Successivamente Lockhart (1973, n. 29) rifiuta l’assegnazione a Puligo, senza tuttavia specificarne le ragioni, mentre Gardner (1986, pp. 161-162) accoglie con convinzione il nome dell’artista fiorentino sulla scorta di confronti stilistici e compositivi con la sua produzione nota. La studiosa descrive l’opera Borghese come una variante della Madonna col Bambino (già Londra, Sotheby’s, per cui si veda Gardner, cit., n. 8), da cui si differenzia solo per la resa dello sfondo, affermando che non fosse affatto inusuale per l’artista ripetere motivi, pose e anche intere composizioni. Inoltre l’uso del colore, sia nel trattamento dei toni dell’abito della Vergine sia in quello del paesaggio, si inserisce perfettamente nei modi del pittore. In anni recenti, l’attribuzione del dipinto a Puligo è stata ribadita anche da Elena Capretti (per cui si veda Domenico Puligo, 2002, p. 48).

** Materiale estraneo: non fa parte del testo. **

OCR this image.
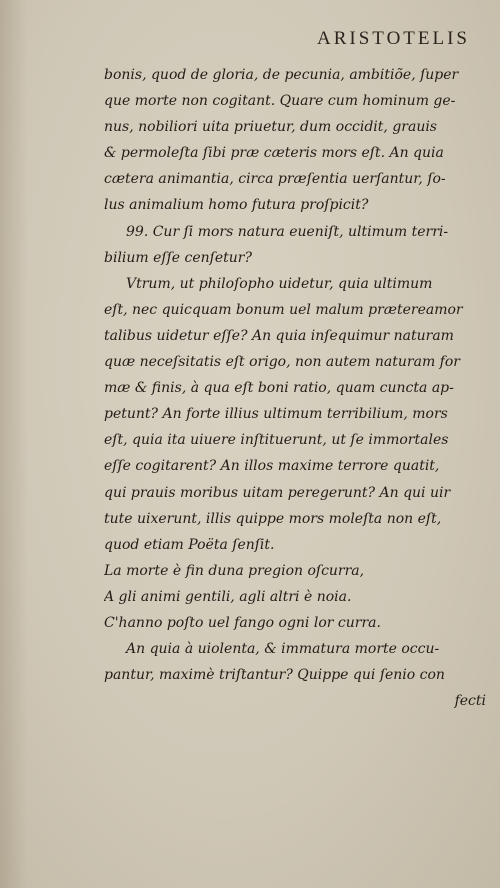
ARISTOTELIS
bonis, quod de gloria, de pecunia, ambitiõe, ſuper
que morte non cogitant. Quare cum hominum ge-
nus, nobiliori uita priuetur, dum occidit, grauis
& permoleſta ſibi præ cæteris mors eſt. An quia
cætera animantia, circa præſentia uerſantur, ſo-
lus animalium homo futura proſpicit?
99. Cur ſi mors natura eueniſt, ultimum terri-
bilium eſſe cenſetur?
Vtrum, ut philoſopho uidetur, quia ultimum
eſt, nec quicquam bonum uel malum prætereamor
talibus uidetur eſſe? An quia inſequimur naturam
quæ neceſsitatis eſt origo, non autem naturam for
mæ & finis, à qua eſt boni ratio, quam cunctа ap-
petunt? An forte illius ultimum terribilium, mors
eſt, quia ita uiuere inſtituerunt, ut ſe immortales
eſſe cogitarent? An illos maxime terrore quatit,
qui prauis moribus uitam peregerunt? An qui uir
tute uixerunt, illis quippe mors moleſta non eſt,
quod etiam Poëta ſenſit.
La morte è fin duna pregion oſcurra,
A gli animi gentili, agli altri è noia.
C'hanno poſto uel fango ogni lor curra.
An quia à uiolenta, & immatura morte occu-
pantur, maximè triſtantur? Quippe qui ſenio con
fecti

A conferma di quanto rilevato da Gardner sulla frequente ripresa delle stesse composizioni da parte dell’artista, si segnalano altre tre varianti di questo soggetto, tutte impostate sul gruppo centrale della Madonna col Bambino ma con variazioni sullo sfondo: la prima, passata recentemente in asta a Firenze (Pandolfini, 2018), si distingue per la rappresentazione di episodi neotestamentari distribuiti nel paesaggio; la seconda e la terza, rispettivamente al Musée Fabre di Montpellier (inv. 837.1.2) e in deposito presso la Camera dei Deputati a Roma (proprietà degli Uffizi), ripropongono l’una la figura del Battista sulla destra, e l’altra uno sfondo di solo paesaggio, senza ulteriori figure.
Questo nucleo di opere, compreso il dipinto Borghese, potrebbe essere riconducibile ad una fase giovanile di sperimentazione, tra il 1515 e il 1517 (Garder, cit.).